El cuerpo es un tirano. Una trampa, una trampa maldita. Nos condena a despedir cierta música. Algunos destilan música ligera, nosotros música norteña. Desde Tijuana a Tamaulipas, el narcocorrido es la ley. Nada nos libra de esa anatema. Todo empezó con la tradicional música de acordeón y bajo sexto. Monterrey, Nuevo León, es considerado la capital mundial de la música norteña. El corrido, el bolero norteño, la polca y el shotiz, eran la representación del cuerpo del antiguo norteño.
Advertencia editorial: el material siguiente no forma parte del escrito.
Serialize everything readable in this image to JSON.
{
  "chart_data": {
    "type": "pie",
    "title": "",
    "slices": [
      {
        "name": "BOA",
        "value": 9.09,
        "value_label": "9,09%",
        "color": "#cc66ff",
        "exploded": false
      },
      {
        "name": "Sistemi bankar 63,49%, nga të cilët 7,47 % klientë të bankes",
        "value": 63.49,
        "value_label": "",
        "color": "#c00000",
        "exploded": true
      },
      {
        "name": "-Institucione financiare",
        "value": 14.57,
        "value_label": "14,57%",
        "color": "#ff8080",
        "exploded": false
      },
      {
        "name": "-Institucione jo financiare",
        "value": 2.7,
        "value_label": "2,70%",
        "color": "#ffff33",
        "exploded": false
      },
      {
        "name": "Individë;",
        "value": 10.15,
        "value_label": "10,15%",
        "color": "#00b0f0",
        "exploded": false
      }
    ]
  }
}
Ahora, el cuerpo del posnorteño es identificado con el narcocorrido.
No puedo imaginar a un güero o a un japonés pegarle al pasito duranguense. Qué taxonomía, sino es la norteña, exige al grupo Exterminador o a Los Tucanes de Tijuana . El cuerpo cubano pide son, el chilango salsa, el norteño taconazo. Es bien sabido que en Coahuila, Sonora, Durango, Chihuahua, Tamaulipas, Nuevo León, Baja California Sur y Baja California Norte nada es más preciado que viajar en troca por el desierto con un Tecate de 16 onzas entres los güevos y en el estéreo un disco de Los cadetes de Linares.
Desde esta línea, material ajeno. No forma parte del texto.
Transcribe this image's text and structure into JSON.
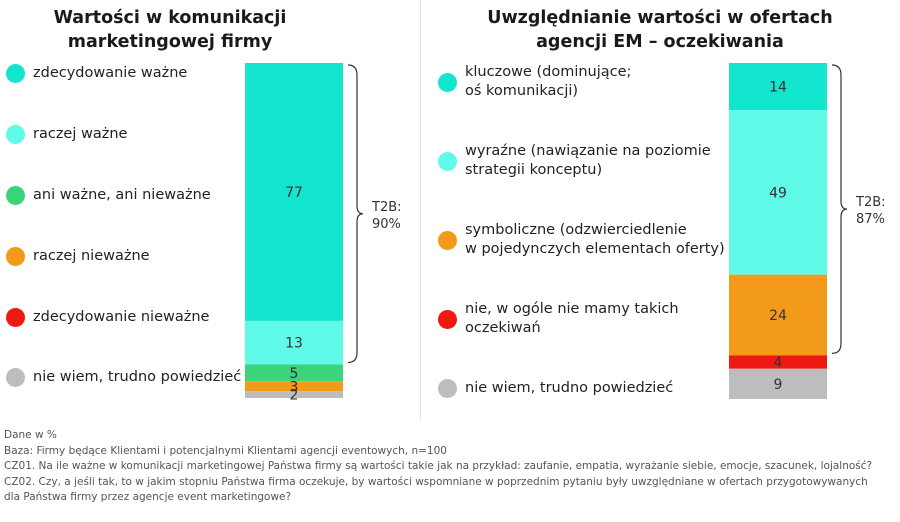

No consigo concebir para mi cuerpo otras historias que no sean las que narran las canciones norteñas: historias de cuatreros, pistoleros y narcotraficantes. La tragedia griega le ha quedado chica a mi Levi’s 559 36 X 30. Cómo no exhibir este cuerpo bragado y atrabancao que gusta de las piqueras si la música de El viejo Paulino es mi pan de cada día. A mi fisonomía no le vienen otros ritmos, no está diseñada para otros estilos.
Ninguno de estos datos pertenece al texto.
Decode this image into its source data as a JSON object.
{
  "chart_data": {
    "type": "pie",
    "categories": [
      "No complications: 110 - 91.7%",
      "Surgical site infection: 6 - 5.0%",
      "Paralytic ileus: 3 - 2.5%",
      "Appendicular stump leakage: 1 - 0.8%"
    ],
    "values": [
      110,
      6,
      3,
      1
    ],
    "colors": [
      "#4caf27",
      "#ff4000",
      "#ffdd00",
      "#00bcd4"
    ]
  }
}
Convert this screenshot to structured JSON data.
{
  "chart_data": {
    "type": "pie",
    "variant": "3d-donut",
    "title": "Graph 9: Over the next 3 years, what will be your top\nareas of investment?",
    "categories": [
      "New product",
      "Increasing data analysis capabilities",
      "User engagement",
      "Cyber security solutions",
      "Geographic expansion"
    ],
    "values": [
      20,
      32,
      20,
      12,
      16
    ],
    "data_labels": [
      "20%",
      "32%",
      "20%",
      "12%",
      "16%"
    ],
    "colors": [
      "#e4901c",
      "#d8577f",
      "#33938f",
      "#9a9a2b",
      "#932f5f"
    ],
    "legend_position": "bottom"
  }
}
Sombrero vaquero, cinto piteao, bota de avestruz, pantalón de mezclilla, camisa Wrangler y música de Los Tigres del Norte podrán ser el atuendo obligado del norteño, pero estos cuerpos no se hallan a gusto en otra traza. Todos, desde el más morrillo hasta el más malilla somos un grupo de fantasmas que encuentran en la música norteña su carne y su hueso.